This week, in the interest of providing some balance, I'll address some of the biggest misconceptions people have about dividend growth investing. Knowing these myths – and why they're wrong – will serve you well in the long run.
It saves you from market meltdowns
No, it doesn't. Several years ago, I remember feeling quite pleased with my portfolio of dividend-growing banks, utilities, pipelines and consumer staples stocks. The prices had been on a steady incline, and so had the dividends. Then, the 2008 financial crisis hit, and my smugness quickly turned to terror as my portfolio plunged in value. Watching my kids' registered education savings plans sink was especially difficult, because I felt responsible for losing their money. The stocks have since recovered, but I haven't forgotten the lesson: Even a portfolio of high-quality dividend stocks will get hammered in a market rout, so be prepared (more on this below).

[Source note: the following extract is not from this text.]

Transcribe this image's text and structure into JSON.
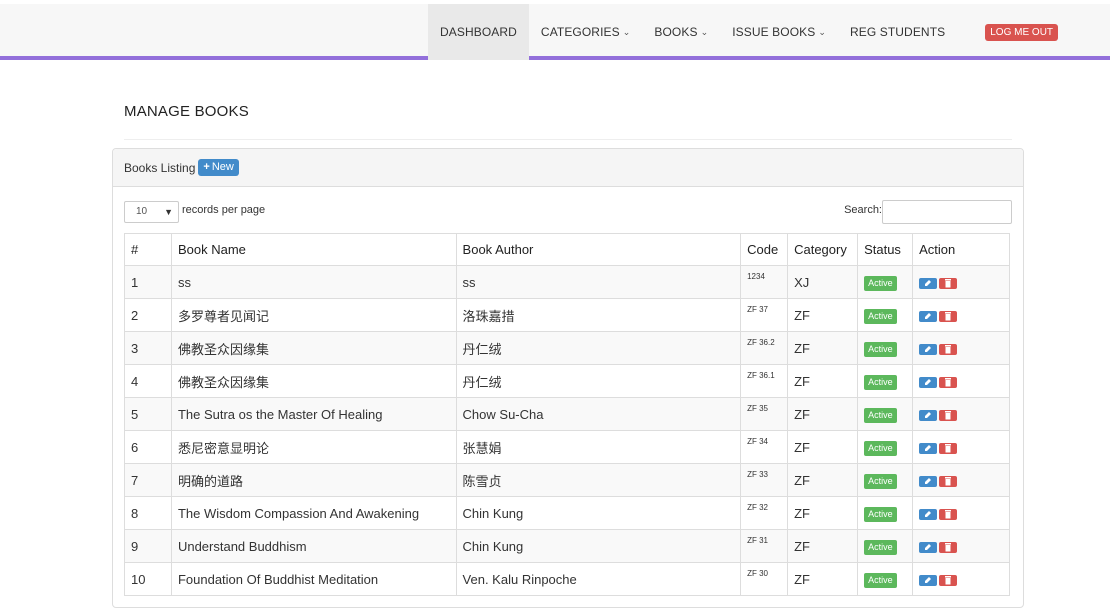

Wrong again. Once you've assembled a portfolio of dividend-growing stocks, your work isn't over. You still need to monitor your holdings, and take appropriate action if something goes wrong. To take two prominent Canadian examples, Manulife Financial and Yellow Media both had exemplary records of dividend growth before they ran into trouble. Manulife was pummelled by the financial crisis and low interest rates, and cut its dividend in half. Yellow Media was burdened by excessive debt as it struggled to make the transition to an online business, and chopped its dividend several times before eliminating it. It may be easy to say this in hindsight, but investors who got out when these companies first took an axe to their dividends saved themselves a lot of misery, because both stocks are well below where they were at the time.
It always generates the highest returns
True, studies have shown that, over long periods, stocks with growing dividends outperform those with stable dividends or no dividends at all. But that's of little consolation to investors who missed out on the spectacular returns of non-dividend stocks, such as Apple (up 554 per cent over the past five years) or Lululemon Athletica (up 381 per cent since it went public in 2007). The fact is that young, fast-growing companies often find it more advantageous to reinvest cash flow in the business, and investors who insist on dividends will miss out on these multi-baggers. Some of these companies eventually will pay a dividend (Apple, for example), but others will flame out long before that happens (Research in Motion), so you needn't feel too badly.
It eliminates the need for fixed income
Repeat after me: Dividend stocks are not bonds or guaranteed investment certificates. Although fixed-income yields are puny right now, if the market goes for another belly flop – don't kid yourself, it will happen again – you'll be glad to have some bonds or GICs in your portfolio. For example, if you maintain a 60-40 balance of stocks and GICs and the market plunges 30 per cent, your portfolio will be down just 18 per cent. Of course, your gains when the market is rising will be smaller, but that's the price you pay for stability and peace of mind. Your own asset mix will depend on your age, risk tolerance and other factors.
It eliminates the need for diversification
Because Canadian dividend stocks tend to be concentrated in sectors such as financials, pipelines, utilities and telecoms, it's easy to let one or more of these industries make up a huge component of your portfolio. But dividend investors need to diversify like everyone else. One way to achieve this is with exchange-traded funds that invest broadly in dividend stocks from various industries. Another is to invest in U.S. companies in sectors such as consumer staples, consumer discretionary, health care and technology, which are under-represented in Canada.
Dividend growth investing is a great strategy, but it has its limitations. Knowing them will make you a better investor.